Oct 28, 2009

Diary untuk Tuhan -Dialog Ku dan A Po Part 8-

"Bagaimana A Po bisa tersesat di hutan ini?"
Aku bertanya memecah keheningan malam. Di kala aku dan A Po belum juga menemukan jalan keluar dari gelap dan rimbanya hutan.
A Po menyeka keringatnya. Kami memutuskan beristirahat dalam goa ini. Berharap pertolongan Tuhan segera datang.
Pertolongan itu pasti datang kan, Tuhan?
"A Po lupa, Kak. Yang A Po ingat, hari itu A Po pingsan di pinggir sungai." A Po memamerkan giginya.
Dasar A Po kecil.
"Nanti kalau sudah ingat, A Po akan cerita." A Po kembali tertunduk.
"Kak,"
Aku cepat-cepat menoleh ke arahnya.
"Meski A Po masih kecil, banyak sekali pertanyaan yang A Po pikirkan." A Po menghela napasnya dengan panjang.

"A Po ingin kembali ke usia A Po yang dulu, yang masih sangat kecil dan tidak memikirkan apa-apa. A Po hanya ingin bermain bersama teman-teman, bergembira, dan tidak terbebani."
Aku memotongnya sebelum A Po melanjutkan kalimatnya.
"A Po sayang," Ku angkat kepala A Po yang semakin melemah.
"Memang beban apa yang sedang A Po rasakan?"
"Banyak, Kak. A Po sendiri bingung mau memikirkan yang mana. A Po hanya anak kecil yang masih belum mau mengerti, Kak. A Po takut menjadi dewasa. A Po takut menjadi orang besar. A Po tetap mau menjadi anak kecil."
Suara A Po ikut melemah. Berat. Tersirat beban besar di pundaknya, Tuhan.
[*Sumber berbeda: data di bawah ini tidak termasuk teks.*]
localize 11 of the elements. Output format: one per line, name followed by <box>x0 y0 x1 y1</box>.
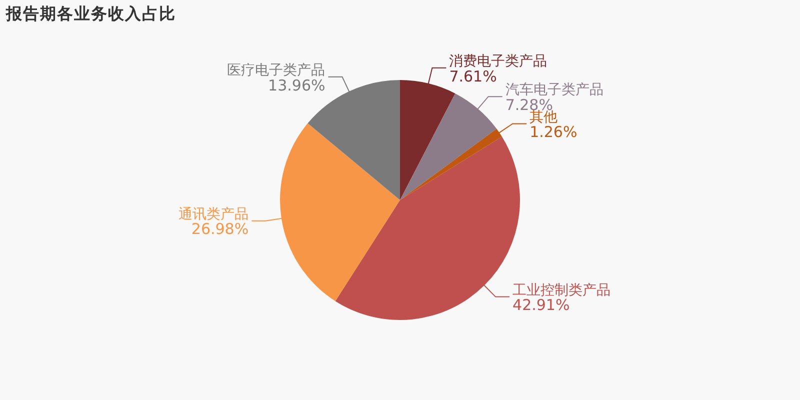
slice-label: 工业控制类产品 <box>512 282 611 298</box>
slice-label: 消费电子类产品 <box>449 54 548 70</box>
data-label: 1.26% <box>530 123 578 142</box>
data-label: 26.98% <box>191 220 249 238</box>
chart-title: 报告期各业务收入占比 <box>6 4 176 25</box>
data-label: 7.61% <box>449 67 497 86</box>
slice-label: 汽车电子类产品 <box>505 82 604 98</box>
data-label: 42.91% <box>512 296 570 314</box>
data-label: 13.96% <box>268 76 326 94</box>
slice-label: 通讯类产品 <box>178 206 249 222</box>
slice-label: 医疗电子类产品 <box>227 62 326 79</box>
Ada apa ini?
"Tiap malam A Po selalu bertanya pada Tuhan. Tapi lagi-lagi, A Po masih tidak mengerti. Semuanya. Termasuk tanda-tanda jawaban dari Tuhan. A Po bingung, Kak."
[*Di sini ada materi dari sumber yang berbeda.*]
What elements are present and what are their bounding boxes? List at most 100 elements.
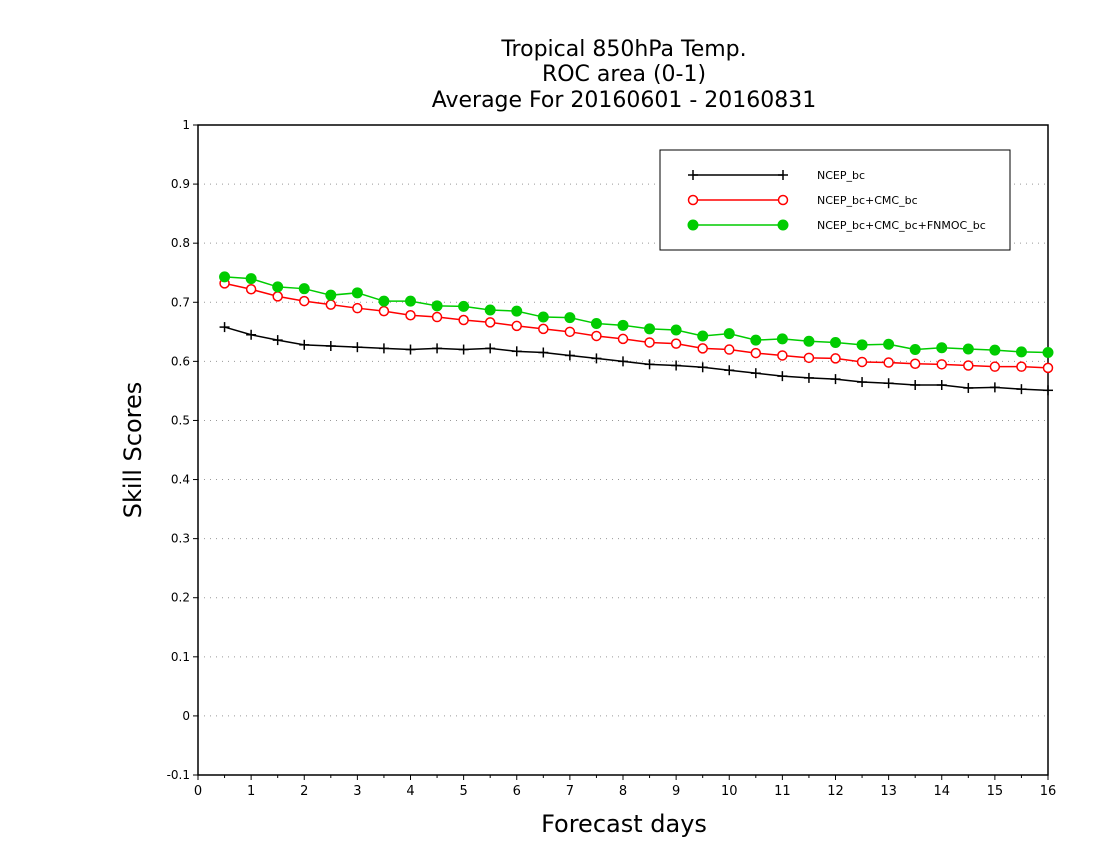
x-tick-label: 15 <box>987 784 1004 799</box>
data-point-open-circle <box>687 194 699 206</box>
data-point-filled-circle <box>484 304 496 316</box>
data-point-filled-circle <box>723 328 735 340</box>
legend-label: NCEP_bc <box>817 169 865 182</box>
data-point-open-circle <box>431 311 443 323</box>
data-point-plus <box>778 170 788 180</box>
chart-title-line-2: ROC area (0-1) <box>541 62 707 87</box>
data-point-plus <box>750 368 761 379</box>
data-point-plus <box>671 360 682 371</box>
data-point-plus <box>458 344 469 355</box>
series-lines <box>219 271 1054 396</box>
data-point-open-circle <box>352 302 363 314</box>
data-point-open-circle <box>830 353 841 364</box>
y-tick-label: 0.3 <box>171 532 190 546</box>
x-axis: 0 1 2 3 4 5 6 7 8 9 10 11 12 13 14 15 16 <box>194 775 1056 799</box>
data-point-open-circle <box>989 361 1001 372</box>
data-point-plus <box>989 382 1000 393</box>
data-point-filled-circle <box>777 219 789 231</box>
data-point-plus <box>272 335 283 346</box>
data-point-open-circle <box>299 295 310 307</box>
data-point-filled-circle <box>458 300 470 312</box>
data-point-plus <box>688 170 698 180</box>
x-tick-label: 9 <box>672 784 680 799</box>
data-point-plus <box>564 350 575 361</box>
data-point-filled-circle <box>644 323 656 335</box>
data-point-plus <box>591 353 602 364</box>
legend: NCEP_bc NCEP_bc+CMC_bc NCEP_bc+CMC_bc+FNMO… <box>659 149 1011 251</box>
data-point-open-circle <box>644 337 655 348</box>
data-point-open-circle <box>591 330 602 342</box>
data-point-plus <box>352 342 363 353</box>
data-point-open-circle <box>909 358 921 369</box>
x-tick-label: 4 <box>406 784 414 799</box>
data-point-filled-circle <box>378 295 390 307</box>
data-point-filled-circle <box>687 219 699 231</box>
y-tick-label: 0.8 <box>171 236 190 250</box>
data-point-open-circle <box>724 344 735 355</box>
data-point-plus <box>299 339 310 350</box>
data-point-filled-circle <box>325 289 337 301</box>
y-tick-label: 0.4 <box>171 473 190 487</box>
data-point-filled-circle <box>750 334 762 346</box>
data-point-plus <box>325 341 336 351</box>
data-point-open-circle <box>670 338 682 349</box>
data-point-filled-circle <box>431 300 443 312</box>
data-point-plus <box>246 329 257 340</box>
grid-lines <box>198 183 1048 717</box>
data-point-open-circle <box>538 323 549 335</box>
series-2 <box>219 278 1054 374</box>
x-tick-label: 13 <box>880 784 897 799</box>
data-point-plus <box>777 371 788 382</box>
data-point-plus <box>803 372 814 383</box>
x-tick-label: 7 <box>566 784 574 799</box>
data-point-open-circle <box>750 347 762 359</box>
y-tick-label: 0 <box>182 709 190 723</box>
x-axis-title: Forecast days <box>541 810 707 838</box>
data-point-filled-circle <box>670 324 682 336</box>
data-point-filled-circle <box>1015 346 1027 358</box>
data-point-filled-circle <box>405 295 416 307</box>
legend-label: NCEP_bc+CMC_bc <box>817 194 918 207</box>
data-point-open-circle <box>405 310 416 321</box>
data-point-filled-circle <box>245 273 257 285</box>
x-tick-label: 11 <box>774 784 791 799</box>
data-point-plus <box>618 356 628 367</box>
x-tick-label: 10 <box>721 784 738 799</box>
series-1 <box>219 322 1053 396</box>
legend-item: NCEP_bc+CMC_bc+FNMOC_bc <box>687 219 986 232</box>
y-axis-title: Skill Scores <box>119 381 147 519</box>
data-point-plus <box>405 344 416 355</box>
data-point-filled-circle <box>909 344 921 356</box>
y-tick-label: 1 <box>182 118 190 132</box>
x-tick-label: 6 <box>513 784 521 799</box>
x-tick-label: 3 <box>353 784 361 799</box>
data-point-open-circle <box>325 299 337 310</box>
data-point-open-circle <box>803 352 815 364</box>
series-3 <box>219 271 1054 358</box>
data-point-filled-circle <box>856 339 868 351</box>
chart-title-line-1: Tropical 850hPa Temp. <box>501 37 747 62</box>
data-point-filled-circle <box>351 287 363 299</box>
data-point-open-circle <box>272 291 283 302</box>
data-point-filled-circle <box>537 311 549 323</box>
data-point-plus <box>538 347 549 358</box>
y-tick-label: 0.5 <box>171 413 190 427</box>
data-point-filled-circle <box>883 338 895 350</box>
data-point-open-circle <box>777 350 788 361</box>
y-axis: -0.1 0 0.1 0.2 0.3 0.4 0.5 0.6 0.7 0.8 0.9 1 <box>167 118 198 782</box>
data-point-open-circle <box>697 343 708 354</box>
data-point-open-circle <box>484 317 496 328</box>
legend-item: NCEP_bc+CMC_bc <box>687 194 918 207</box>
data-point-filled-circle <box>803 335 815 347</box>
data-point-plus <box>485 343 496 354</box>
x-tick-label: 1 <box>247 784 255 799</box>
data-point-plus <box>511 346 522 357</box>
data-point-plus <box>936 380 947 390</box>
data-point-plus <box>883 378 894 389</box>
chart-title-line-3: Average For 20160601 - 20160831 <box>431 88 817 113</box>
legend-item: NCEP_bc <box>688 169 865 182</box>
data-point-open-circle <box>458 314 469 326</box>
data-point-open-circle <box>617 333 629 345</box>
data-point-plus <box>963 382 974 393</box>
A Po melipat kepalanya ke dalam dekapan tangannya. Tubuhnya semakin membungkuk ke tanah. Pelepah daun pisang yang kami gunakan sebagai alas tak mampu melindungi kepala A Po yang lalu tersungkur.
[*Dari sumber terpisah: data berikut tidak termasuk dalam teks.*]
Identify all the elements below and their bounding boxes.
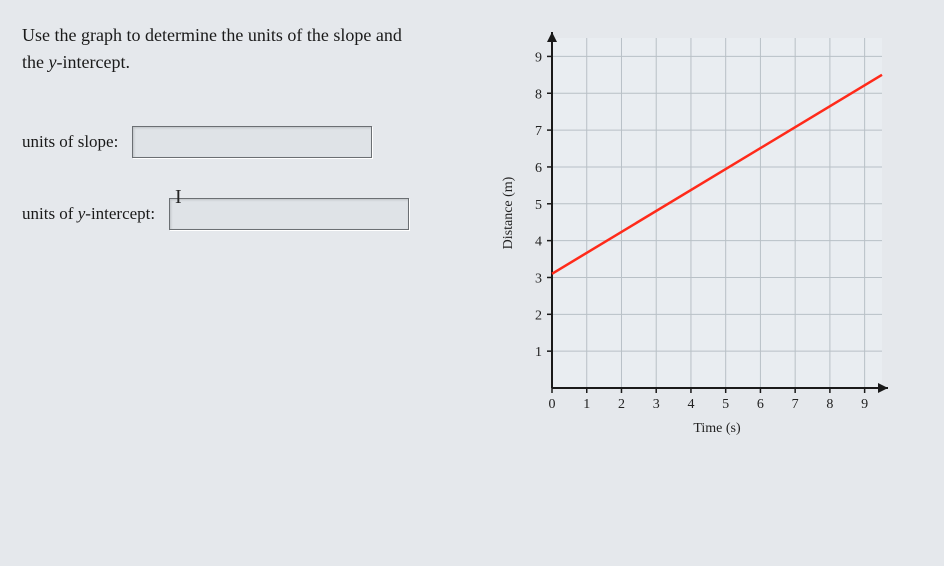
svg-text:8: 8: [826, 397, 833, 412]
svg-text:1: 1: [535, 345, 542, 360]
question-text: Use the graph to determine the units of …: [22, 22, 452, 76]
svg-text:3: 3: [653, 397, 660, 412]
svg-text:9: 9: [535, 50, 542, 65]
svg-text:5: 5: [535, 198, 542, 213]
svg-text:1: 1: [583, 397, 590, 412]
yintercept-input[interactable]: [169, 198, 409, 230]
page-root: Use the graph to determine the units of …: [0, 0, 944, 566]
svg-text:8: 8: [535, 87, 542, 102]
yintercept-field-row: units of y-intercept:: [22, 198, 452, 230]
distance-time-chart: 0 1 2 3 4 5 6 7 8 9 1 2 3 4 5 6 7 8 9 Time (s) Distance (m): [482, 18, 902, 458]
yintercept-label: units of y-intercept:: [22, 204, 155, 224]
svg-text:4: 4: [687, 397, 694, 412]
svg-text:7: 7: [792, 397, 799, 412]
slope-label: units of slope:: [22, 132, 118, 152]
svg-text:6: 6: [535, 161, 542, 176]
svg-text:Distance (m): Distance (m): [501, 176, 516, 249]
svg-text:7: 7: [535, 124, 542, 139]
svg-text:Time (s): Time (s): [693, 421, 741, 436]
slope-field-row: units of slope:: [22, 126, 452, 158]
question-line1: Use the graph to determine the units of …: [22, 25, 402, 45]
svg-text:2: 2: [535, 308, 542, 323]
slope-input[interactable]: [132, 126, 372, 158]
svg-text:2: 2: [618, 397, 625, 412]
chart-panel: 0 1 2 3 4 5 6 7 8 9 1 2 3 4 5 6 7 8 9 Time (s) Distance (m): [482, 18, 922, 548]
svg-text:0: 0: [549, 397, 556, 412]
svg-text:6: 6: [757, 397, 764, 412]
question-line2: the y-intercept.: [22, 52, 130, 72]
svg-text:5: 5: [722, 397, 729, 412]
svg-text:9: 9: [861, 397, 868, 412]
svg-text:4: 4: [535, 235, 542, 250]
svg-text:3: 3: [535, 271, 542, 286]
left-panel: Use the graph to determine the units of …: [22, 18, 452, 548]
"A Po." Seketika aku teriak dan mendekati A Po. A Po sedikit terkulai lemah.
Sepertinya selama ini Ia mencoba bertahan sendirian, Tuhan. Malangnya.
"A Po. Sekarang A Po punya Kakak, A Po tidak usah khawatir. A Po, bangun, sayang."
Aku menarik tubuh mugil itu dalam dekapanku. Memeluknya hangat.
"A Po terluka."
Suara lemah dan singkatnya mengurat sejuta tanya dan kepedihan.
"Bukan tubuh A Po. Tapi di sini."
A Po menunjuk dadanya. Aku langsung mengelus manja tangan mungilnya. Anak yang benar-benar malang, Tuhan.